The decision, to be finalized by G7 leaders at a summit in Hiroshima next week, will prevent the resumption of Russian gas exports from pipelines en route to countries such as Poland and Germany, where Moscow cut off supply last year and caused an energy crisis across Europe.
IEA: Three uncertainties for natural gas sufficiency [γράφημα]
Western powers want to make sure Russia doesn’t see a boost in energy revenue as it tries to ratchet up economic pressure 15 months after Moscow’s full-scale invasion of Ukraine.
One of the officials, who spoke on condition of anonymity, said the decision was made “to make sure the partners don’t change their minds in the future”.
A draft G7 statement seen by the Financial Times said the group of major economies would further reduce the use of Russian energy sources “including preventing the reopening of routes previously closed due to Russian use. energy as a weapon”, at least until “there is a resolution of the conflict”.
Symbolism and values
While the measures are unlikely to directly affect gas flows, they underscore Brussels’ deep determination to make permanent the rapid and painful transition to decades of dependence on Russian energy.
The imposition of the ban is highly symbolic because at the start of the war the EU had avoided targeting pipeline flows given its huge dependence on natural gas from Moscow. Russia has cut supplies, driving gas prices to more than 10 times their normal level.
But prices have fallen dramatically in recent months as Europe has managed to rein in demand over the winter, ramped up the development of renewables and sourced supplies from alternative sources such as maritime shipments of liquefied natural gas.
Moscow’s share of European gas imports fell from over 40% to less than 10%, while the mild winter helped boost EU gas stocks.
European gas reserves
Officials are confident that natural gas storage facilities, which are already around 60% full compared to around 30% in the corresponding period in 2022, will reach their maximum capacity well before the arrival of next winter.
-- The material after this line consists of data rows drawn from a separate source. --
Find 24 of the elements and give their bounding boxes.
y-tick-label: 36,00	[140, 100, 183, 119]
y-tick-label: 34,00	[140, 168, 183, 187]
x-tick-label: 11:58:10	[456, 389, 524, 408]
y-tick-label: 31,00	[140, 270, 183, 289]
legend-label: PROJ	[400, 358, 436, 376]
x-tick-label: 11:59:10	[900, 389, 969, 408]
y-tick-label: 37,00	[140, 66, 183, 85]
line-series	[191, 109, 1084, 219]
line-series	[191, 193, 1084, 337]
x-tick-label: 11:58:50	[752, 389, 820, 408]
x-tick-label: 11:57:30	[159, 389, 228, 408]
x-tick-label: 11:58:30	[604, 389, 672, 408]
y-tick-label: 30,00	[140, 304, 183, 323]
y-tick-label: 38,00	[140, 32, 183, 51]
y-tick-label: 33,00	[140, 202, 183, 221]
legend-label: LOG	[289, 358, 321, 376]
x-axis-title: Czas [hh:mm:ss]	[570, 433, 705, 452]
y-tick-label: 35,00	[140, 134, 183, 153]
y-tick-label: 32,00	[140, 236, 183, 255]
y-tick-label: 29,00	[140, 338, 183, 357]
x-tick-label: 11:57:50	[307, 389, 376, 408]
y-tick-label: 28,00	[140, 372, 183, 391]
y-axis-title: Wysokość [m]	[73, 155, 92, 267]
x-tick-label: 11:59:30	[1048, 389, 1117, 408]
“With European gas storage exceptionally full for the time of year and wholesale prices returning to what can only be considered their normal price range, you can understand why European leaders are confident that this plan will not destroy security of supply anytime soon,” said Tom Marzec-Manser of energy consultancy ICIS, adding that “it is important, however, not to be too complacent about the prospects for the European market some gas”.
Germany and Poland
Pipelines to which Russia has cut supplies, including the northern branch of the Druzhba line that feeds refineries in Germany and Poland, could also be blocked under EU measures aimed at preventing the resumption of flows.
An EU diplomat said the proposal needed more clarification from Brussels to show how it would change the “status quo”, especially since some of Kazakhstan’s oil passes through Druzhba. “It needs to be clear exactly how this will work,” they said.
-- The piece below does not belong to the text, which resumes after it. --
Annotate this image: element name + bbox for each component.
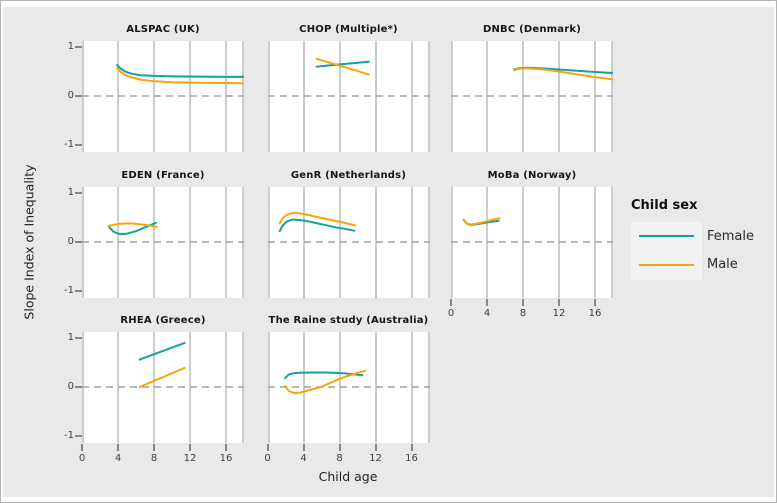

Berlin and Warsaw, although exempt from Russian oil sanctions, said they would voluntarily end crude deliveries through Druzhba last year, although Poland continued to receive supplies until the Russia cuts flows in February. German refiners have stopped ordering Russian crude since the beginning of this year.
Some of Russia’s main gas pipelines to Europe – Nord Stream 1 and 2 – were sabotaged last year, and only one of their four sections remains active. But other pipelines, like the Yamal line to Poland, remain intact.